Prophesying profits
ASDA’s decision to stock “disability aids” is nothing more than hard-nosed economic reality, says Peter White
ASDA was obviously feeling pretty pleased with itself when it recently announced its new range of “living aids” – that's the commercially acceptable term for all the gadgets that allow disabled people to do what other folk do without gadgets: get lids off jars, walk down the road, go to the loo.
“It will take the stigma out of disability,” ASDA purred, along with some of the other stores doing the same thing. An interesting point, this, since you immediately start thinking: “So who put the stigma into disability in the first place?”

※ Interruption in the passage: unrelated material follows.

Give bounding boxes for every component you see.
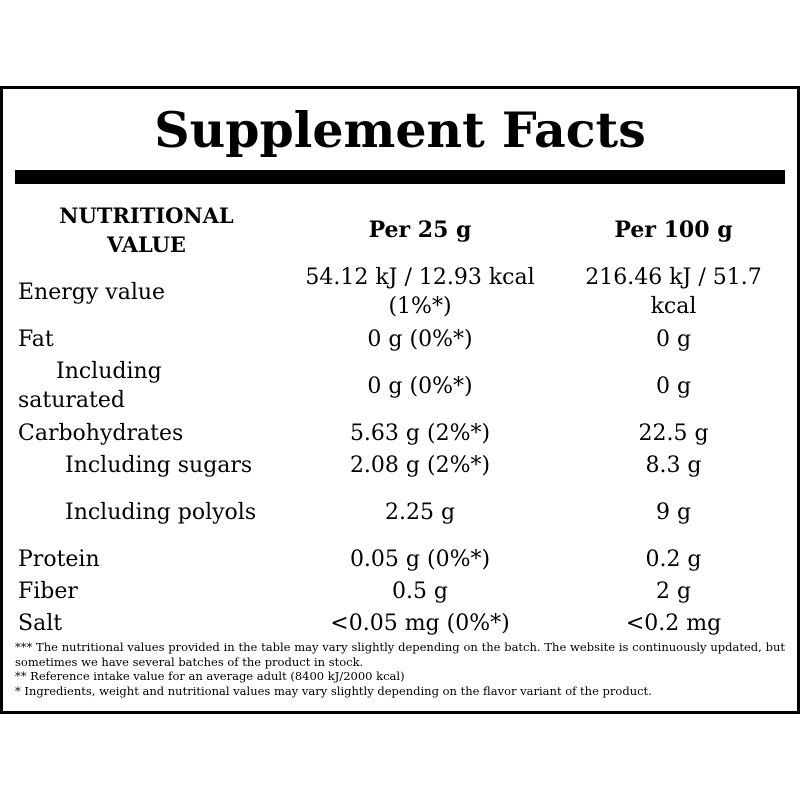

After all, most of these items – wheelchairs, stuff to help you grip, urine bottles, canes to support you when you walk – have not just been invented, as far as I’m aware. They've been on the market for ages and could have been sold at any time in the past hundred years.
The fact is that two trends are at work here. First, it’s certainly easier to talk about disability now that the law has made commercial bodies think about their responsibility to disabled customers.
But more important is the fact that the demographic time bomb, talked about for so long, has finally gone off.
It has finally dawned on the stores that the place where the real money resides is among the over-60s and that although they’ll want, like everyone else, decent clothes, furniture and holidays, they’ll also want the practical things that accompany the disabilities of age; and that, given the solidarity that goes with numbers, they’ll increasingly not feel stimagated by wanting to buy them.
People will also feel less and less that they need tailored advice on what to choose. After all, no one would suggest you should drag in your literary adviser when buying a book.
At last what we’re seeing is the development of a potentially life-altering phenomenon – a change in attitude; but a change of attitude not brought about because people have got “nicer” or more instinctively liberal but the reverse: that among a very substantial section of the population, strong in numbers and rather good at getting together, disability will be the norm.
The irony that magazines and programmes for disabled people have known for some time but never dared utter is that more disabled people is a cloud with a silver lining!